Domestically we control our own destiny to a far greater extent, but there are significant constraints of our own making. Most of our challenges lie in the simple mathematical truth that fewer people are working in the economy while the cost of our infrastructure is slowly rising.

This is the fundamental root of our high cost of living. What levers are available to make meaningful change? Can we reduce to cost of this overhead? Can we increase the size of our working population or the size of our economy?

Balancing acts

This infrastructure can be defined as all those relatively fixed costs that are imposed on the economy. Where do we need appropriately sized infrastructure? The size of government is a balancing act between necessary services, the cost of providing them and the social ramifications of reducing the civil service.

The resilience of energy supply is a balancing act between reasonably profitable investment, engineering truths around production modalities, storage requirements and the cost of energy.

The healthcare ecosystem is a balancing act between the quality, robustness and timeliness of service against the cost of health insurance and the new tax by another name.

This analogy holds true for any business as well. If your market is changing, if your revenue is fluctuating, then you must take steps to be able to scale your fixed costs, reduce debt payments, reduce non-revenue producing staff, and ensure your systems are efficient. This is the world that Bermuda business has been living in since 2008.

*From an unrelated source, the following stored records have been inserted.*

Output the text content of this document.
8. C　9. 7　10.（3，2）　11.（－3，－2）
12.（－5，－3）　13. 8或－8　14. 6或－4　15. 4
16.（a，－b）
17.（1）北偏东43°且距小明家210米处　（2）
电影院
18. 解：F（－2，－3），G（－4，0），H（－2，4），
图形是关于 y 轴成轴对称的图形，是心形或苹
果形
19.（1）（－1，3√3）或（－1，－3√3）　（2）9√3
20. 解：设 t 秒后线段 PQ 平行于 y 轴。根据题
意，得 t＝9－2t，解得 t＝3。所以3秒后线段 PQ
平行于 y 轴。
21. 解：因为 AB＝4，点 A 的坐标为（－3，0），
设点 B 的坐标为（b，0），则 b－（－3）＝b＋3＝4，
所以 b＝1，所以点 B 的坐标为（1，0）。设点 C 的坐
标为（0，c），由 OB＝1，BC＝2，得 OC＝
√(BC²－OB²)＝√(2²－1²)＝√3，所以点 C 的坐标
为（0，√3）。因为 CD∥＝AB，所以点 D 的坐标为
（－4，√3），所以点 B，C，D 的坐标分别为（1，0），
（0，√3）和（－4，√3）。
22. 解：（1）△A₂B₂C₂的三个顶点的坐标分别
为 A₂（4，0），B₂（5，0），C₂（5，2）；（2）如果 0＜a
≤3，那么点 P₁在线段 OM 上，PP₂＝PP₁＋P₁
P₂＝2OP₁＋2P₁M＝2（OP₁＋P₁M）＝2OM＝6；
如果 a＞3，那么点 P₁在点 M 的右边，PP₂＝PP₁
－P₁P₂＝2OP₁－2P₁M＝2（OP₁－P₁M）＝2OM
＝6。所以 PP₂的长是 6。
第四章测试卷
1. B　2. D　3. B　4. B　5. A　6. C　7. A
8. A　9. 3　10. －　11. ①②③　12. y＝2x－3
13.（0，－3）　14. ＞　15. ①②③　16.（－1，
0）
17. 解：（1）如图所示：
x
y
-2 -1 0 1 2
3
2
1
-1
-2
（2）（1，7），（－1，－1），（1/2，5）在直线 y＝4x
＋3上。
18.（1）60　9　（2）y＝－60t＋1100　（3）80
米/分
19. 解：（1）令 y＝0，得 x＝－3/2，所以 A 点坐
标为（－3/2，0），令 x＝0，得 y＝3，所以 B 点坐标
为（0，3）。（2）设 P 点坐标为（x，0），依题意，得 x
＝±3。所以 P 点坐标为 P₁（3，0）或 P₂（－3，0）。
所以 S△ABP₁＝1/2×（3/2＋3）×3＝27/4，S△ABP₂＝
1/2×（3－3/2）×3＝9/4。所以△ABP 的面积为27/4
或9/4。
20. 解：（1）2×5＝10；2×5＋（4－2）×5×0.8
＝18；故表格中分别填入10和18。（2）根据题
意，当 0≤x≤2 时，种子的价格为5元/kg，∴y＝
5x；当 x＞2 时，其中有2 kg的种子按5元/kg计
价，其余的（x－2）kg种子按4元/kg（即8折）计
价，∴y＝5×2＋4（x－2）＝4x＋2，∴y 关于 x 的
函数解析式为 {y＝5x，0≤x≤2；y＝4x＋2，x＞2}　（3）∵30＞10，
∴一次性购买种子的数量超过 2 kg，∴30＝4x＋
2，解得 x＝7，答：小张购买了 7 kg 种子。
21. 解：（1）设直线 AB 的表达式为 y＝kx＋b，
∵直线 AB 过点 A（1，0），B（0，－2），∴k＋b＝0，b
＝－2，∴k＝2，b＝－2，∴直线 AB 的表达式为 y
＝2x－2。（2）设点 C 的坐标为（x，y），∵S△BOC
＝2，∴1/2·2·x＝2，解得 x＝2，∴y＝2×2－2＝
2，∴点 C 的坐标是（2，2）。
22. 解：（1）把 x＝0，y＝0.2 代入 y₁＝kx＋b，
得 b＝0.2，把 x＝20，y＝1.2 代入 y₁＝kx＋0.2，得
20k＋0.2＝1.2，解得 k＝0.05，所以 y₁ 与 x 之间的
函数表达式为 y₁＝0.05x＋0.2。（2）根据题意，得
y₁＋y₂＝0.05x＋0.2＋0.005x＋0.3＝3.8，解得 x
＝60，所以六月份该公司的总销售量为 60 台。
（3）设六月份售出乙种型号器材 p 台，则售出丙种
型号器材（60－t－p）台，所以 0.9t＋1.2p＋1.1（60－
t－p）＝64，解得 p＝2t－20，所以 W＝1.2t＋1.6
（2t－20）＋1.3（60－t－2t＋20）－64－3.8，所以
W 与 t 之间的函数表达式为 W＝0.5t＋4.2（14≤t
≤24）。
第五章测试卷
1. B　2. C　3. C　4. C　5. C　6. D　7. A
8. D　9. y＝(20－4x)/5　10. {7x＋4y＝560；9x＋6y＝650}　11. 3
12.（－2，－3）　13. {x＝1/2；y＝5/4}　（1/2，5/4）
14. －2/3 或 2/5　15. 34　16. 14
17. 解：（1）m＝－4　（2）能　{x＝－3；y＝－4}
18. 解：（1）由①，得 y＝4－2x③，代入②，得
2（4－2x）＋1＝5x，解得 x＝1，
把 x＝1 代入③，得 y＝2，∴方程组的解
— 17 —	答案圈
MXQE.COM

The balance is that you must still be able to satisfy your customers or they will leave you. Those businesses that couldn’t adapt are no longer with us.

The current government has begun to move; the Sage Commission was unfortunately not materially acted on by the previous administration; the Efficiency Committee has sparked some small scale changes. The next steps are critical. Can we collectively take these steps, can we right-size government, can we have a meaningful impact on the cost of living? Uncertainty is opportunity.

Bermuda is poised for growth. Commercial real estate is available, residential real estate is available, high speed internet brings to world to you, the regulatory regime is a business enabler, the quality of life on offer is second to none.

There is no better place to live, to connect to the world, to disconnect from the world, to raise a family, to play a sport, to have a balance seldom found in the business world.

Dennis Fagundo is president of the Bermuda Chamber of Commerce.